Conservative candidate vows as to quit after a year as Hackney mayor if he cannot honour manifesto pledges

Conservative candidate for Mayor, Tareke Gregg.

Conservative candidate for Mayor, Tareke Gregg. Photograph: LDRS

A Hackney mayoral candidate has promised to resign after 12 months if he fails to fulfil the majority of his manifesto pledges.

In an interview with the Local Democracy Reporting Service (LDRS) on Thursday 30 April, Conservative mayoral hopeful Tareke Gregg stressed his commitment to cutting council tax and parking permit costs, scrapping Low Traffic Neighbourhoods (LTNs) and bringing back weekly household rubbish collections, among other policies.

The 32-year-old candidate adds that if he cannot deliver on his key pledges – bar reducing the social housing waiting list – within a year then he would give up the job and trigger a mayoral by-election.

He told the LDRS: “The people of Hackney are my boss. If I can’t deliver what they’ve asked me to deliver, I’m wasting people’s time and money, and that’s just being a thief.

“I’m not a politician, I’m a resident.”

A trained scuba diver and a volunteer for the London Ambulance Service, Gregg told the LDRS it was his experience as a Community First Responder which turned him against traffic controls which now cover 70 per cent of eligible roads in Hackney.

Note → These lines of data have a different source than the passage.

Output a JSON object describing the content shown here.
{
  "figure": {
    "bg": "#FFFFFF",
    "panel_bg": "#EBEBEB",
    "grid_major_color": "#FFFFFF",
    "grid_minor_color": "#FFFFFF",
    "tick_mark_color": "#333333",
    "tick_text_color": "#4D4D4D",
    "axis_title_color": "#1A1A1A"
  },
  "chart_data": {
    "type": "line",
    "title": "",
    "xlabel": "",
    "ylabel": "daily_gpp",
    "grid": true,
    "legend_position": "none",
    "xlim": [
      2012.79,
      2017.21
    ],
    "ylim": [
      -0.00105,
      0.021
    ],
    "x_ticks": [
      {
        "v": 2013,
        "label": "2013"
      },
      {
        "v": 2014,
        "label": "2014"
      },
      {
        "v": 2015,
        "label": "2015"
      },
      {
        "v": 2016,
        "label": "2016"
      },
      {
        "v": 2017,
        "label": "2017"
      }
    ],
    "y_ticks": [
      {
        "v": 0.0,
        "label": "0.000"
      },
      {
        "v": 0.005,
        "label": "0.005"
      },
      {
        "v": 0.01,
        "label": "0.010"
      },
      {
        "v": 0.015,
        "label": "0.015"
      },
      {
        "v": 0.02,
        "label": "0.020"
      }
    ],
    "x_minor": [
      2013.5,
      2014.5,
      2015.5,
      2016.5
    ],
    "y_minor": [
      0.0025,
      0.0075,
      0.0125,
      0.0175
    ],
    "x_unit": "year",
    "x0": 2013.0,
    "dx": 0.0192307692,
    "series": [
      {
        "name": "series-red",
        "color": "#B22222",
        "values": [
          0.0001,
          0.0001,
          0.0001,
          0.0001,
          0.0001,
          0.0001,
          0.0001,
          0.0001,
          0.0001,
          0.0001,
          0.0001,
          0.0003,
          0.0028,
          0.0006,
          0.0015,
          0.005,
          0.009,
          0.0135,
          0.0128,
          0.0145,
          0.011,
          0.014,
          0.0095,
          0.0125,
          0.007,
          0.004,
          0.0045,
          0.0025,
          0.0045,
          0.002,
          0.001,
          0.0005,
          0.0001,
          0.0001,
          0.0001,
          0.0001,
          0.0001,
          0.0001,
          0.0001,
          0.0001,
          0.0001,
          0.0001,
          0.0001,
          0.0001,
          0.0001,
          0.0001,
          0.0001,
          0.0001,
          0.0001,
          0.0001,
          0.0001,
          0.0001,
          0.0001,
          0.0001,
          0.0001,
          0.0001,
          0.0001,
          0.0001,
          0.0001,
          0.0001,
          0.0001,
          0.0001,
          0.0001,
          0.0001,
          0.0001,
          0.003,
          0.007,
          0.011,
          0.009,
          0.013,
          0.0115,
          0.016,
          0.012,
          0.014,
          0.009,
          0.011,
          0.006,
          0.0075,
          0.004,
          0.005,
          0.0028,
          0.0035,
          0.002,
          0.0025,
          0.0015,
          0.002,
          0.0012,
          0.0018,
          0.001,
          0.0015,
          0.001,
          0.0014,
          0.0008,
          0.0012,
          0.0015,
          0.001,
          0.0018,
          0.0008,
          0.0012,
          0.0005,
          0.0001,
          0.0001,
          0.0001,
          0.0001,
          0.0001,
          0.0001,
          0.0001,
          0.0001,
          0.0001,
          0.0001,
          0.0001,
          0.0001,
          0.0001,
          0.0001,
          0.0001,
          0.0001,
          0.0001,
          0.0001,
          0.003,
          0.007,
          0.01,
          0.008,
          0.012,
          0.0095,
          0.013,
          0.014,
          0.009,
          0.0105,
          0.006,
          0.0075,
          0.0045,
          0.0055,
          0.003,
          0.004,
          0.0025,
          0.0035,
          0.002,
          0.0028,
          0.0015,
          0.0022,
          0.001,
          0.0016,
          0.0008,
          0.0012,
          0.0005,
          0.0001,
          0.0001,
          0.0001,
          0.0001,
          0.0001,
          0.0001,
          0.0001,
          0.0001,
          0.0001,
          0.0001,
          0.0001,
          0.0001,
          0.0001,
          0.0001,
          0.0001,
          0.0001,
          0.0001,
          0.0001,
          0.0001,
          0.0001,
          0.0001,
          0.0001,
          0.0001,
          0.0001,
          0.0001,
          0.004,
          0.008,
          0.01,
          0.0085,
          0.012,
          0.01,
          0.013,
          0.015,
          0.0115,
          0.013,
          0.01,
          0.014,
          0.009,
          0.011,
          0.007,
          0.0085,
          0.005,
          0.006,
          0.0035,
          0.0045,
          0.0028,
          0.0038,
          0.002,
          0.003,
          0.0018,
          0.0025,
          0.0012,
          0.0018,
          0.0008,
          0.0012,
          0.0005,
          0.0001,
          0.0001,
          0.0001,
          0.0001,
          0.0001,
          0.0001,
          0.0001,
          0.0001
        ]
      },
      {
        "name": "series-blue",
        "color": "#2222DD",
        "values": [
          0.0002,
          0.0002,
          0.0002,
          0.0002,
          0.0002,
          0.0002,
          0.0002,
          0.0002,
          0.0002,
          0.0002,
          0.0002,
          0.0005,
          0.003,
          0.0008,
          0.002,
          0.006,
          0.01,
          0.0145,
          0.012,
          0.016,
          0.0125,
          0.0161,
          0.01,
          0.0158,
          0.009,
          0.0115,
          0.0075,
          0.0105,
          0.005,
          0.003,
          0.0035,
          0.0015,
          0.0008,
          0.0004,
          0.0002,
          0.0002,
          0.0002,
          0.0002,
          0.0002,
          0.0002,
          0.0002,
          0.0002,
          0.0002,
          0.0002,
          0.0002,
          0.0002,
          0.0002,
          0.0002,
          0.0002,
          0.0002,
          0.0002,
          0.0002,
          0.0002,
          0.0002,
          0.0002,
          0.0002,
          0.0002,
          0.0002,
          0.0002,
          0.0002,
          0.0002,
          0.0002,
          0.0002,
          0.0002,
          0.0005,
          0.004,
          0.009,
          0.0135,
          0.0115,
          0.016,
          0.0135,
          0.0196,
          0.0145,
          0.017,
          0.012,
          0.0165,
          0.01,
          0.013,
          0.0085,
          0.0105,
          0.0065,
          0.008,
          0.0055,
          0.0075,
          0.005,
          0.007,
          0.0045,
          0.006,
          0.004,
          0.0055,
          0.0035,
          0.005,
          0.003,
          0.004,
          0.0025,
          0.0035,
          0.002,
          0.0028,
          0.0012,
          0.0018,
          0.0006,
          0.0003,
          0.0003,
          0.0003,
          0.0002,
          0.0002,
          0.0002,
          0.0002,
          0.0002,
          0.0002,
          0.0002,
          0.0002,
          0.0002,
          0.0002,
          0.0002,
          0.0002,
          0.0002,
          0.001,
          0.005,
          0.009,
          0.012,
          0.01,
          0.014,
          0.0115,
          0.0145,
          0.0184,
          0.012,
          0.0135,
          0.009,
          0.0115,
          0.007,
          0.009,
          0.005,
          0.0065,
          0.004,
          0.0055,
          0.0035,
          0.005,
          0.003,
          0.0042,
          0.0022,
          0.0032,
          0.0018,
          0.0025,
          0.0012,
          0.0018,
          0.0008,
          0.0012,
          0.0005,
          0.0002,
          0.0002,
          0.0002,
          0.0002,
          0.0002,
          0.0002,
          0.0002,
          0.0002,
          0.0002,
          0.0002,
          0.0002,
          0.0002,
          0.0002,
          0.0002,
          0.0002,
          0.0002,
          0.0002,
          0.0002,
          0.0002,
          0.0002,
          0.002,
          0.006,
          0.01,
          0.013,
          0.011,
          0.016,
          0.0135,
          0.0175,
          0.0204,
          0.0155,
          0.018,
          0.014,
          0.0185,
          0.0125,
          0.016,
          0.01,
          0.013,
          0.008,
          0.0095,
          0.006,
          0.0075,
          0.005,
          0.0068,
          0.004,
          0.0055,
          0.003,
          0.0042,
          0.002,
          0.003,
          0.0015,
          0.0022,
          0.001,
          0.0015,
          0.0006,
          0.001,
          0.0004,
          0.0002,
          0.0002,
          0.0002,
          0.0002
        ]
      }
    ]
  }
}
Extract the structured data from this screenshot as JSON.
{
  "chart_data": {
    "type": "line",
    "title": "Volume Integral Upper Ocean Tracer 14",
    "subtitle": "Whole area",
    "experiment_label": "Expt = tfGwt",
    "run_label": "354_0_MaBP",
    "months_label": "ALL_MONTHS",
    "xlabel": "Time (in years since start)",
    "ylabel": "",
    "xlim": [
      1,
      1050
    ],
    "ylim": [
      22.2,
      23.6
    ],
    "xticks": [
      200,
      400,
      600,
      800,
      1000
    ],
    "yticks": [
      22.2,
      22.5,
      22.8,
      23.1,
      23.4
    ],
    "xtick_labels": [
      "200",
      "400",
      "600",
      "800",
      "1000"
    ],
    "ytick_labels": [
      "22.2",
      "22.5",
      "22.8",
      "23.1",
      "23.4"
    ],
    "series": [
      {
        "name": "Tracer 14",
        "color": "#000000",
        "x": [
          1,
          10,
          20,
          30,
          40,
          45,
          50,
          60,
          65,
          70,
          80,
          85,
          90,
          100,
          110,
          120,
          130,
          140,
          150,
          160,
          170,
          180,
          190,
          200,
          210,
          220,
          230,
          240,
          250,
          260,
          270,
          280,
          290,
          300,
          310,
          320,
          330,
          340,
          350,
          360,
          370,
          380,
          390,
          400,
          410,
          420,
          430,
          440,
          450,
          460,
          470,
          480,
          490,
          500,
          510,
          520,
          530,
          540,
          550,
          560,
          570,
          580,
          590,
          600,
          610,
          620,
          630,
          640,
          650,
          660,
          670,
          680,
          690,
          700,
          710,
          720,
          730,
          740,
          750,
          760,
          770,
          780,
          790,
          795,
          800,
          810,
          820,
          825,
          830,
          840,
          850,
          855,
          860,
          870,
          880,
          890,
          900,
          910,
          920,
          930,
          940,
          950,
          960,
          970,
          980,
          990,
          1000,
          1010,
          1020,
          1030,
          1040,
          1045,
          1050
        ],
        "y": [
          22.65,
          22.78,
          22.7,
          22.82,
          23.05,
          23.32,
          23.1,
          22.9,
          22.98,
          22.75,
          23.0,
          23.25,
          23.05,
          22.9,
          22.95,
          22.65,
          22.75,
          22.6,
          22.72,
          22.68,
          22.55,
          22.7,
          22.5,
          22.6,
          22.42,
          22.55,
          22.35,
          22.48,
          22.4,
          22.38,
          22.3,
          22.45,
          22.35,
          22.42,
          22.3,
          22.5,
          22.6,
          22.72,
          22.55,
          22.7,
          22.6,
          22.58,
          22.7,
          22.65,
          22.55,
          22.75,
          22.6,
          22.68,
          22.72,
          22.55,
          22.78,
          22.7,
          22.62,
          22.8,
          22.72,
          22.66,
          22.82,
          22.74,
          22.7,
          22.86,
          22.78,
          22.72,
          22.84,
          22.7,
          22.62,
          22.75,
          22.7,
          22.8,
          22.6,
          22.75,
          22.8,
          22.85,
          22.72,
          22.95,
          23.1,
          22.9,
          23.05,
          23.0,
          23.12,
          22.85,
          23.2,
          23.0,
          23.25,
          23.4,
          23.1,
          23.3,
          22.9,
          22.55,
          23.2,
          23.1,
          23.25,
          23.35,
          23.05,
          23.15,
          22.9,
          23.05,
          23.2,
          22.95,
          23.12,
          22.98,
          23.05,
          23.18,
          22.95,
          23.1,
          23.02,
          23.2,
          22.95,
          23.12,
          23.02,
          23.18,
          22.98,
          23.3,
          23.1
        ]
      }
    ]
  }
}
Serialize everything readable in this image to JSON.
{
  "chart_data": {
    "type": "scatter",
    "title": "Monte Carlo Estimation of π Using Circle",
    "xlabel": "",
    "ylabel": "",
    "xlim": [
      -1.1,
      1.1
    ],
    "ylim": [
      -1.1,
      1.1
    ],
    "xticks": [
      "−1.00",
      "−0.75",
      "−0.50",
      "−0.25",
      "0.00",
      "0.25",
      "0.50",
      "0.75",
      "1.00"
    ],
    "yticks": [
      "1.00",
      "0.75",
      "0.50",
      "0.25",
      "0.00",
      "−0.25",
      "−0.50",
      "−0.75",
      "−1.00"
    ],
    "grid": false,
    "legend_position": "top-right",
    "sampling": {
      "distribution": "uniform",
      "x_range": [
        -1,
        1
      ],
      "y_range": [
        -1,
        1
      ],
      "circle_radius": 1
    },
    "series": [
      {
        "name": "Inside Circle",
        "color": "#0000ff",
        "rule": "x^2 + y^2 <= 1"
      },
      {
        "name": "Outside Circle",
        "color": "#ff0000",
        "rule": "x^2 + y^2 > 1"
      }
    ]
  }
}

He said emergency volunteers were often called out to respond to life-threatening emergencies such as cardiac arrests and faced with the choice of critical delays or paying expensive fines out of pocket as a result of Hackney’s many LTNs.

“Someone’s life is more important than a bit of revenue,” he said.

Born in Jamaica, Gregg and his mother moved to Hackney when he was a boy, where he attended Grazebrook Primary School in Stoke Newington.

The Conservative candidate praised Hackney’s “community spirit” but lamented that much of this has been lost to gentrification which has “priced people out”.

To tackle this, Gregg says he will push for “50/50” partnerships with developers to fund and build more homes, and demand “ironclad” contracts guaranteeing that 50-60 per cent of new properties built would be social housing.

He added that he would ensure new residential buildings came with renewables like solar panels and wind turbines to help ease the cost of living.

Another core plank of Gregg’s campaign is to boost funding for youth services.

This includes the charity Hackney Play Association, which runs play and youth clubs for children across three playgrounds in the borough.

“It made me who I am,” he said, adding that families could no longer afford the opportunities he had as a youngster during school holidays.

“I remember playing rugby for free, and that’s gone now. Parents are paying like £100 an hour, stupid money,” he said.

To find the money for policies like freezing social rent and cutting council tax, Gregg is planning an immediate audit of the council’s coffers to claw back money from current projects he deems “overfunded”, offering Kings Hall Leisure Centre as an example.

But he promised to take a “realistic” approach to financial management and housing, acknowledging the limits he would have as Mayor to bring in some of his preferred policies, such as rent controls.

“I can try and work with City Hall or Number 10 to the best of my abilities, but they could easily tell me to get lost. I want to work with them to influence them, but I can’t force them.”